Por Redacción
Washington, 24 de agosto de 2026.- El secretario del Tesoro de Estados Unidos, Scott Bessent, anunció este lunes un “ataque financiero sostenido” contra Irán y exigió a los gobiernos y empresas del mundo poner fin a sus lazos con la República Islámica bajo amenaza de duras sanciones secundarias. Durante una rueda de prensa en Washington, Bessent advirtió que “el tiempo corre” para aquellos países que continúen negociando o apoyando al régimen iraní.
“Cada país tiene un plazo definido para cesar las actividades que hemos identificado. Si no toman medidas, nosotros lo haremos unilateralmente a través de las autoridades del Departamento del Tesoro”, afirmó el funcionario estadounidense. Bessent subrayó que por ahora su Gobierno está lanzando “un disparo de advertencia”, pero cualquier nación “lo suficientemente insensata” como para ayudar a Irán será sancionada.
La Administración de Trump ha decidido cambiar de táctica ante la evidencia de que la apuesta puramente militar ha fallado, dilapidando decenas de millones de dólares en su despliegue en Oriente Próximo mientras el régimen iraní sigue en pie. En este contexto, se anunció un “día D económico” contra Irán, que Trump describió en redes sociales como la “operación económica más devastadora de la historia”.
Bessent detalló la magnitud de la ofensiva: “Estamos lanzando una hecatombe económica contra las conexiones financieras de Irán en todo el mundo.

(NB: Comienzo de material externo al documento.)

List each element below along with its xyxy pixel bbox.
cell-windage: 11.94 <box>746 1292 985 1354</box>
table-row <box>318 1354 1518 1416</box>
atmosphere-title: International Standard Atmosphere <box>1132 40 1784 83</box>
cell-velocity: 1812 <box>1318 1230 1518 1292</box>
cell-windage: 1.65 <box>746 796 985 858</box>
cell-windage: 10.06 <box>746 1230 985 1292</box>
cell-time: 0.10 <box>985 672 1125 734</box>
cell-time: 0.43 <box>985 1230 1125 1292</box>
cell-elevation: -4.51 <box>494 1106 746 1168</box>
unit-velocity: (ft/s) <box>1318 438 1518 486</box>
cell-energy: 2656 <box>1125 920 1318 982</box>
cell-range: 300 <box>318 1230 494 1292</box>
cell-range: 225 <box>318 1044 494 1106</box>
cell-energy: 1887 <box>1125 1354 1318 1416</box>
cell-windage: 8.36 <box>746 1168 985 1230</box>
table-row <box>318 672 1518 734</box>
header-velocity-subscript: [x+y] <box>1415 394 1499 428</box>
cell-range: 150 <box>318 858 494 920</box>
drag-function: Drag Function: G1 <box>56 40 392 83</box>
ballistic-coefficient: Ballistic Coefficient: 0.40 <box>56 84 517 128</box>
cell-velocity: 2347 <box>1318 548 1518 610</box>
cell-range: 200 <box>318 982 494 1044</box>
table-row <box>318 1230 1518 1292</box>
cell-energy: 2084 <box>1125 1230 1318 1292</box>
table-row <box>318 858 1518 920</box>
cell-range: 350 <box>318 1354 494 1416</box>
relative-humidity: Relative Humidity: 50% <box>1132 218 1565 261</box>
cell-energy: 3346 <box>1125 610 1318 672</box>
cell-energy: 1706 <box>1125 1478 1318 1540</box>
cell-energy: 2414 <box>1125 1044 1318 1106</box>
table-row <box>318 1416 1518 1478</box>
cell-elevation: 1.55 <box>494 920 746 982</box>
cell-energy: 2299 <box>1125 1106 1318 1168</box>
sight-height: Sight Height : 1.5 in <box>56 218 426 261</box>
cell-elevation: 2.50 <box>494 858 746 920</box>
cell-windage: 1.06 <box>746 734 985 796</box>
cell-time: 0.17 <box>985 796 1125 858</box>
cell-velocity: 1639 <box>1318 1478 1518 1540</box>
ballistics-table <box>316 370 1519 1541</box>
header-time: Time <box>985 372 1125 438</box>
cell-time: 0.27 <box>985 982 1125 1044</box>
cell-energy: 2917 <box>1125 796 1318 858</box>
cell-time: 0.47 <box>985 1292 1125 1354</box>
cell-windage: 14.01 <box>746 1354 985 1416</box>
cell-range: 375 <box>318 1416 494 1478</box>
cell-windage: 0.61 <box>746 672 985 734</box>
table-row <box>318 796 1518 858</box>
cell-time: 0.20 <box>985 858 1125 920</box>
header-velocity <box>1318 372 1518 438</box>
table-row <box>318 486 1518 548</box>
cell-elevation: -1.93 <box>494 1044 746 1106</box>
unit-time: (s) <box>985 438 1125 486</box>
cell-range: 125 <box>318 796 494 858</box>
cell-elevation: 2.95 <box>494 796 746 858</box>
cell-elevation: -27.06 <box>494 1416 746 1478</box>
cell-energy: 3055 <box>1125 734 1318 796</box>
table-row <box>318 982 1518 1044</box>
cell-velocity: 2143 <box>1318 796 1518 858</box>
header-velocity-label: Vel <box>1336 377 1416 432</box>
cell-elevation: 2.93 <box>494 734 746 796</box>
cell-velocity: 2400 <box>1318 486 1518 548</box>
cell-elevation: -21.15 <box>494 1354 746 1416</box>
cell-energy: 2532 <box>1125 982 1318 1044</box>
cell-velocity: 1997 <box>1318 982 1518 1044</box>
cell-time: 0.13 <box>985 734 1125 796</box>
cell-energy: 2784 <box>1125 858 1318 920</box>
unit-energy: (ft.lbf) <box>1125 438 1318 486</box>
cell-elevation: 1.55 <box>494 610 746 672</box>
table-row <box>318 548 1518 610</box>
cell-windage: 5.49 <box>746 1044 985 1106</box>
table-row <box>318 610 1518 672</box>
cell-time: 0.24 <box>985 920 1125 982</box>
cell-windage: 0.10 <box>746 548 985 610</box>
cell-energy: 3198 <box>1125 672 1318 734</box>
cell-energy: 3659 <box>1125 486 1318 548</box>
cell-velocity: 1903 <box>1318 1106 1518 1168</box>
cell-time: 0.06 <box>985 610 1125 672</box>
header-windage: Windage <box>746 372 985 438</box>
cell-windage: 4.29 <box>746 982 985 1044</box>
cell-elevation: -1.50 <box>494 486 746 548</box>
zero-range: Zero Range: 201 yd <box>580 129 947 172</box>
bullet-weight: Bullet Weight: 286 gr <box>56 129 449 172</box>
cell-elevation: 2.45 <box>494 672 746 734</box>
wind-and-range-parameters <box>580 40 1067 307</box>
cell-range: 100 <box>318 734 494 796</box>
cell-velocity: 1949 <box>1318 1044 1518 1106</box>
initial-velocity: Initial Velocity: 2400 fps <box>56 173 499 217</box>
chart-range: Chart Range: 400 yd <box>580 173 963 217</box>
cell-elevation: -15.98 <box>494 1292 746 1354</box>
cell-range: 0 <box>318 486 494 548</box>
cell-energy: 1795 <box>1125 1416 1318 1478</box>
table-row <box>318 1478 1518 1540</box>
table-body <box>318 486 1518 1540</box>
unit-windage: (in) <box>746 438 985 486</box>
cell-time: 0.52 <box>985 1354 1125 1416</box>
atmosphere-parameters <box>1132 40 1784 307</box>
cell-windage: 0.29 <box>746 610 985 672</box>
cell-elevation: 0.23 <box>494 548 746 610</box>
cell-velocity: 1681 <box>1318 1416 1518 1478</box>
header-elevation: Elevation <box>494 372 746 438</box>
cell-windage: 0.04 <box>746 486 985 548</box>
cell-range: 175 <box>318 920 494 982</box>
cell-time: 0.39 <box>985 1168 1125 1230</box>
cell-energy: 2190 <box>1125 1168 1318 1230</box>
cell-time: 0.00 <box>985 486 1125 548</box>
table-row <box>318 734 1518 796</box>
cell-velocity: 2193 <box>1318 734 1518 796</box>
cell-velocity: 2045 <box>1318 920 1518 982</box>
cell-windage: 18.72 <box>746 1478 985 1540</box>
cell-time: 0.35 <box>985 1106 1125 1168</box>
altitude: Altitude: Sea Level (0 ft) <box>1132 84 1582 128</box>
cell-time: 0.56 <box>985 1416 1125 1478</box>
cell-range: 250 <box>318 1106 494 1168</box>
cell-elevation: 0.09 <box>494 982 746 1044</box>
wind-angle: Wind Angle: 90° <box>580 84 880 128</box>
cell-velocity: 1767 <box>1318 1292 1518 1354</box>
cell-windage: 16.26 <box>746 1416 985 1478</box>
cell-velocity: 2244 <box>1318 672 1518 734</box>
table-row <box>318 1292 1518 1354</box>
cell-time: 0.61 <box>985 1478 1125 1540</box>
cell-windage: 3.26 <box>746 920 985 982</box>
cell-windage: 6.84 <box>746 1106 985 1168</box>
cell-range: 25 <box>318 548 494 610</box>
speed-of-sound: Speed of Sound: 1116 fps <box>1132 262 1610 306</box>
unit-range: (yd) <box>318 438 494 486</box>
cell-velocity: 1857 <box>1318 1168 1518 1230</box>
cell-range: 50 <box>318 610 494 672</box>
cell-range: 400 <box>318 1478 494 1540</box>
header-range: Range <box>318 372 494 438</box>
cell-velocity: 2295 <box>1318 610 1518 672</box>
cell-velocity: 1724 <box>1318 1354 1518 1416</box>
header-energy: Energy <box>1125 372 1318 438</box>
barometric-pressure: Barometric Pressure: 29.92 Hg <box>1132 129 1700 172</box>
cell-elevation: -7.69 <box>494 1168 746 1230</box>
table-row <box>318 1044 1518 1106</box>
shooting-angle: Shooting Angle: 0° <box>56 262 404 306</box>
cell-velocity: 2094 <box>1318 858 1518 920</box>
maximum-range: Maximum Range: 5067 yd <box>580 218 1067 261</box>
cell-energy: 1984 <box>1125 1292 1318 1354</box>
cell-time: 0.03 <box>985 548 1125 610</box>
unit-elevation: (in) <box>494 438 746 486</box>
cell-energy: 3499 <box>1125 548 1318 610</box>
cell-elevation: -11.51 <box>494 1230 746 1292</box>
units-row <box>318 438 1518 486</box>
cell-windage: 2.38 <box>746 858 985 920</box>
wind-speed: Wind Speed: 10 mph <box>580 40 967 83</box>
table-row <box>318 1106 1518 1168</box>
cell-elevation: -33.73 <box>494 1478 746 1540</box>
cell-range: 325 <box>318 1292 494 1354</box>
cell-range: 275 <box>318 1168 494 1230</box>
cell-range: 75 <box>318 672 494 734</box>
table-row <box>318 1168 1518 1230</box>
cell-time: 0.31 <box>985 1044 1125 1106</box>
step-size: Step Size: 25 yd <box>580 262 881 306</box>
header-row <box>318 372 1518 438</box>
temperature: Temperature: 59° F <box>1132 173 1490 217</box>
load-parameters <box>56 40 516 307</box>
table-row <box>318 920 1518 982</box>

Nuestro objetivo es cortar cada tabla de salvación económica que apoye a este régimen tiránico hasta que Teherán se quede completamente solo”. Según el secretario, su Departamento ya conoce las redes, canales financieros y ayudas con las que cuenta Irán para vender petróleo en el extranjero y evadir sanciones.
El funcionario fue enfático al señalar que “cualquier entidad que facilite el lavado de dinero en nombre de Irán será excluida del sistema del dólar estadounidense. El reloj ya ha empezado a correr”. Bessent aseguró que el presidente estadounidense ya se encuentra al habla con otros líderes extranjeros para dejar claro que deberán cumplir el embargo económico contra Irán.
Este giro hacia la guerra económica ocurre cuando el conflicto está a punto de entrar en su séptimo mes, con el estrecho de Ormuz cerrado casi totalmente y las opciones diplomáticas en barbecho, tras el estancamiento del proceso negociador acordado en junio. Bessent subrayó que el régimen puede elegir ahora entre el aislamiento y la ruina económica o la vuelta a la normalidad y a la comunidad económica global.